Advertisers who are interested in a pan-European marketing strategy by reservation of trademarks as 'AdWords' throughout Europe must be aware that the decisions of the ECJ do not lead to a unified European legal practice. A one-fits-it-all approach is, there4fore, very risky. Rather, advertiser must carefully screen the current legal positions of the national courts prior to using AdWords throughout Europe.


[1] - The key legal provisions are Art.5 (1) (a)-(b) and 5 (2) of the European Trademark Directive (89/104/EC). Art. 5(1)(a) of the Trademark Directive governs use of signs identical to the protected mark in connection with goods or services identical or similar to the goods or services for which the mark is registered, whereas Art. 5(1) (b) covers use of identical or similar signs in a manner that causes likelihood of confusion.
[2] - ECJ, Judgment of 23 March 2010, C-236/08 to C-238/08, Google France.
[3] - The ECJ also highlighted the advertising function and the investment function.
[4] - BGH, Judgment of 13 January 2011, I ZR 125/07, Banabay II; BGH, Judgment of 22 January 2009 – I ZR 139/07, pcb. The BGH assumed that, given the specific design of the ad, an internet user does not have a reason to assume a connection between the advertiser and the trademark owner. One major factor in the assessment was that the trademark was displayed neither in the text of the ad nor in the relevant domain name line.

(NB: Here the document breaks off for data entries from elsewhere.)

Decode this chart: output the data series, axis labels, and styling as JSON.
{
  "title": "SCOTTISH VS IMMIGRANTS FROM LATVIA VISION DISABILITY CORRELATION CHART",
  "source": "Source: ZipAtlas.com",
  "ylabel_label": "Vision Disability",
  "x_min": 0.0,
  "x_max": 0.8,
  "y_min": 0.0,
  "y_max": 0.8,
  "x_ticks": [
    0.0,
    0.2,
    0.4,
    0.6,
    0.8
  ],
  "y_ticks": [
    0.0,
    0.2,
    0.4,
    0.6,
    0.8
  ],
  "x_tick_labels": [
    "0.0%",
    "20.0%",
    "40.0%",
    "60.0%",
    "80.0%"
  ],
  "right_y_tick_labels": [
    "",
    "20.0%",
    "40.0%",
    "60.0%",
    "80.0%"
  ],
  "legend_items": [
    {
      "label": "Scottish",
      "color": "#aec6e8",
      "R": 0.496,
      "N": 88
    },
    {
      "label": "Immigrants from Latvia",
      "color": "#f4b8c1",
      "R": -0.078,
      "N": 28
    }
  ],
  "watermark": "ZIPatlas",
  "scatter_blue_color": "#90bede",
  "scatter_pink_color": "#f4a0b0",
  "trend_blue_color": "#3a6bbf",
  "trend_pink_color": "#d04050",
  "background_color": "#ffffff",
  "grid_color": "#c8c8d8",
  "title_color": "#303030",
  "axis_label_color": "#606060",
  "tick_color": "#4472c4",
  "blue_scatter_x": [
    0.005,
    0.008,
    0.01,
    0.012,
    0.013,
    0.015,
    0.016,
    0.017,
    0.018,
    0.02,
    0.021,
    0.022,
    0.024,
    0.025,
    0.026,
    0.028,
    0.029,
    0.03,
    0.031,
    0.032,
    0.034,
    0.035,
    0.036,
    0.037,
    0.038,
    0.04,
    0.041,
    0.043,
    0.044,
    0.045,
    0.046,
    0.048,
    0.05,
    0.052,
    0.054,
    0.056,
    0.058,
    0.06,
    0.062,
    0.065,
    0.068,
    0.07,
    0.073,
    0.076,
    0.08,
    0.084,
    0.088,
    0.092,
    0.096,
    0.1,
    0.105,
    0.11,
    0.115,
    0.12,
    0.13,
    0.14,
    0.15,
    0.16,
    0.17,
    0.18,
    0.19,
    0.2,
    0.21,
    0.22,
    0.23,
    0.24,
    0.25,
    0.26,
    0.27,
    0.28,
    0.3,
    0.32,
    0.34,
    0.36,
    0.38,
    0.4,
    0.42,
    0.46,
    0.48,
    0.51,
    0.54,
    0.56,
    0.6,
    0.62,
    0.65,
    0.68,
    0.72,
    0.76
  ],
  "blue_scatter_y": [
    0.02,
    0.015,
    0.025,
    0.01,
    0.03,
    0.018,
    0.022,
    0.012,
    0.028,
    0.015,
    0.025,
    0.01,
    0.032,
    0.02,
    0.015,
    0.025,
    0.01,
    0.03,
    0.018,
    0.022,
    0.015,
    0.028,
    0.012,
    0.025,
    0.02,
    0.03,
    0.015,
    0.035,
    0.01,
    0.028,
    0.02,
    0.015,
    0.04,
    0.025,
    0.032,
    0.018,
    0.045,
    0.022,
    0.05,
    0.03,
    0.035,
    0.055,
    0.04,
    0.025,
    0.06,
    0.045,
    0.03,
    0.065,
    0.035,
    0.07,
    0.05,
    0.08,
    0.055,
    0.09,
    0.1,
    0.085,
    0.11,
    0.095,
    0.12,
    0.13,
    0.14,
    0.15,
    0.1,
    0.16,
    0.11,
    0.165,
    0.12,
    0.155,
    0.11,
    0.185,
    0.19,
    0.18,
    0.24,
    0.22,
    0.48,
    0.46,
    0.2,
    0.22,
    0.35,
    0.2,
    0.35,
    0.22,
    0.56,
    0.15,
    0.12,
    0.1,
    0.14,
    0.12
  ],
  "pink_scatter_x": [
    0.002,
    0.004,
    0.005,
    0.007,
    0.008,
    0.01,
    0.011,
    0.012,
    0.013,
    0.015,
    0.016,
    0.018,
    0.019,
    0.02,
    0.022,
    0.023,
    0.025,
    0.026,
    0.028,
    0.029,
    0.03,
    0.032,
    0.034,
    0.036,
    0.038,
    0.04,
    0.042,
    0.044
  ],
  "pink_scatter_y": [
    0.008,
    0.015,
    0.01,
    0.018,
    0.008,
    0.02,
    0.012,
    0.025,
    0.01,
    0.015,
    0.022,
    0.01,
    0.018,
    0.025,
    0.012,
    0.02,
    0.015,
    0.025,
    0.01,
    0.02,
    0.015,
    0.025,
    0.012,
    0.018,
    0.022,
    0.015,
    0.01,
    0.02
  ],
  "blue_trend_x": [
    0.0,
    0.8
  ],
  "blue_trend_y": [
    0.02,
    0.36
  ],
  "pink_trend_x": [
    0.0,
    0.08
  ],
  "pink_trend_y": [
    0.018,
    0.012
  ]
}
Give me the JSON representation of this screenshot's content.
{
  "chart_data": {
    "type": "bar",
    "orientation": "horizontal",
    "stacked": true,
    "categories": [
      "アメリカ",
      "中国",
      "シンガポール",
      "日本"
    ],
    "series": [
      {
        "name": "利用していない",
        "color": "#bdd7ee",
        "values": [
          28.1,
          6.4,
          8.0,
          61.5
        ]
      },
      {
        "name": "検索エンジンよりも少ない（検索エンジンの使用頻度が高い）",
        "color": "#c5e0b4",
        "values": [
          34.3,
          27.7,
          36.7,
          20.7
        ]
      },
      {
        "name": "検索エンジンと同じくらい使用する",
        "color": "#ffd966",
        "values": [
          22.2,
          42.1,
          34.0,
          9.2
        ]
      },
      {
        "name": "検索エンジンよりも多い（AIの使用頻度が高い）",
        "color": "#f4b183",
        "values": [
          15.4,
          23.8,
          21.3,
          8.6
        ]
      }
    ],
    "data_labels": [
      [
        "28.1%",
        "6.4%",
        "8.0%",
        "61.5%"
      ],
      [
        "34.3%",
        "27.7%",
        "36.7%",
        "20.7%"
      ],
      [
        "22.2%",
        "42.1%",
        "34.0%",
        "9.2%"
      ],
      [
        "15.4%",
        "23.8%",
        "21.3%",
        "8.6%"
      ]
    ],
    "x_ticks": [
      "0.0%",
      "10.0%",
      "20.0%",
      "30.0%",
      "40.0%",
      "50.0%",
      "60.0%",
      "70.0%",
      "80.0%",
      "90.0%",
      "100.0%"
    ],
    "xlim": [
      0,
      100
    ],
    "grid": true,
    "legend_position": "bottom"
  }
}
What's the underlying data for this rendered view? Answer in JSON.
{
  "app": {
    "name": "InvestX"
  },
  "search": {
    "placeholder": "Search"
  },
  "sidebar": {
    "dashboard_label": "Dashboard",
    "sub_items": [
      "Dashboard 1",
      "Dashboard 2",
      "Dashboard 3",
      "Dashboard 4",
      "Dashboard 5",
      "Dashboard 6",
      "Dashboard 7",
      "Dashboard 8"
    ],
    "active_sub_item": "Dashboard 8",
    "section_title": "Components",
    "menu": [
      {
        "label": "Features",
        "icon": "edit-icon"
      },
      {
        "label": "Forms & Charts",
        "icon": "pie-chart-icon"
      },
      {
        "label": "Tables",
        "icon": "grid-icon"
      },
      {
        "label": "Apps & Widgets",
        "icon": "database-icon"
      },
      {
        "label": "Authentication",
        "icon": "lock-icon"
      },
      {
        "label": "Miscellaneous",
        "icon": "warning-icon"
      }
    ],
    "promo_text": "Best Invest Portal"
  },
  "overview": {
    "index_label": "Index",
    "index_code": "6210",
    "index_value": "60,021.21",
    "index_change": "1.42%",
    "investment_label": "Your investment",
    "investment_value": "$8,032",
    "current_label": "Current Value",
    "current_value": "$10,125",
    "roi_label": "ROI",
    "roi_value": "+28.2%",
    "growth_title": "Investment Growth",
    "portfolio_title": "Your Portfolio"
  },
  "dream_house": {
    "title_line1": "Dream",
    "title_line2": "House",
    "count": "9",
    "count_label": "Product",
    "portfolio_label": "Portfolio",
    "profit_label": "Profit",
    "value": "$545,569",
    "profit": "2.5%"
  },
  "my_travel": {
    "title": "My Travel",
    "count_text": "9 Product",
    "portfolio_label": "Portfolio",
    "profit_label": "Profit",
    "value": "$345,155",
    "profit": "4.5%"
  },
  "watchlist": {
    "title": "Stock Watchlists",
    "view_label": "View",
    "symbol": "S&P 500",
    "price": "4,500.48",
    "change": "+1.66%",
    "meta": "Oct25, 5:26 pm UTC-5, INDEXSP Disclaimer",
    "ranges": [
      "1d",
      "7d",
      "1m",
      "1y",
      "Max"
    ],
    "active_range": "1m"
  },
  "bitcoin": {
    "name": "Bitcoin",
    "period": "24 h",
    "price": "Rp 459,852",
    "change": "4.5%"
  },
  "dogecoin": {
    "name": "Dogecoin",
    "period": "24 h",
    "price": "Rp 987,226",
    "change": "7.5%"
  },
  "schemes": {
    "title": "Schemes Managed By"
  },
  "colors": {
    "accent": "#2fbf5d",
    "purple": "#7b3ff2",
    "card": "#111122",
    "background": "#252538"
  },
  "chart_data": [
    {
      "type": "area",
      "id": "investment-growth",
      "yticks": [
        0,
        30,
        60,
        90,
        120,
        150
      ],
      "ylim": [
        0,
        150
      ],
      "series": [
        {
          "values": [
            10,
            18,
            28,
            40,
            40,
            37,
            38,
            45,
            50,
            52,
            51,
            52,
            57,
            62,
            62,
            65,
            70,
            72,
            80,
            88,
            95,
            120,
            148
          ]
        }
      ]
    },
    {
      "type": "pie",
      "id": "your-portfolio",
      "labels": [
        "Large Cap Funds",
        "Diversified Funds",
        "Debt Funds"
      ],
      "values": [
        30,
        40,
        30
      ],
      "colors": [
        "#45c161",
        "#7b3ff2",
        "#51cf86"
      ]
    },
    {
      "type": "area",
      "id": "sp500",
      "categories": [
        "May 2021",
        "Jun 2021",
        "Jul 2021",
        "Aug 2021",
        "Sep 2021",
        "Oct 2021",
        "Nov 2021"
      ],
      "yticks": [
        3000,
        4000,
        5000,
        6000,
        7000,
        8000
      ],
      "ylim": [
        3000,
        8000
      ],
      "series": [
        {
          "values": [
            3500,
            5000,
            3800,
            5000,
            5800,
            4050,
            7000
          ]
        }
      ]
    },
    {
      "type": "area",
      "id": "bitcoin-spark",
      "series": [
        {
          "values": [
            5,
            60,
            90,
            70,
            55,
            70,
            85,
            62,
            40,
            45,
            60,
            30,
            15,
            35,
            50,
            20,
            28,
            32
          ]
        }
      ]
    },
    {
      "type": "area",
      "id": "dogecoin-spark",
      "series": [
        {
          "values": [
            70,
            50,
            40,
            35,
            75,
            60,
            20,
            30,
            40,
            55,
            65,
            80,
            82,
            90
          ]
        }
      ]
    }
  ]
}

In addition, the BGH based its reasoning on the fact that the internet user does not establish any commercial connection between the trademark owner and the goods advertised in ad even though he entered the other party's trademark in the search engine.
[5] - OGH, Judgment of 5 Oktober 2010, 17 Ob 8/10s, Wintersteiger; OGH, Judgment of 20 March 2007, 17 Ob 1/07g, Wein & Co; OGH, Judgment of 21 June 2010, 17 Ob 3/10f, Bergspechte III.
[6] - Cour de Cassation, Judgment of 13 July 2010, 06-15136, Google v. CNRRH.
[7] - District Court of The Hague, Judgment of 20 December 2010, Tempur v Energy+.
[8] - Court of Appeal of The Hague, Judgment of 22 November 2011, Tempur v Medicomfort and SEB v Philips.
[9] - High Court of Justice London, Judgement of 21 May 2013, HC08C03340, Interflora.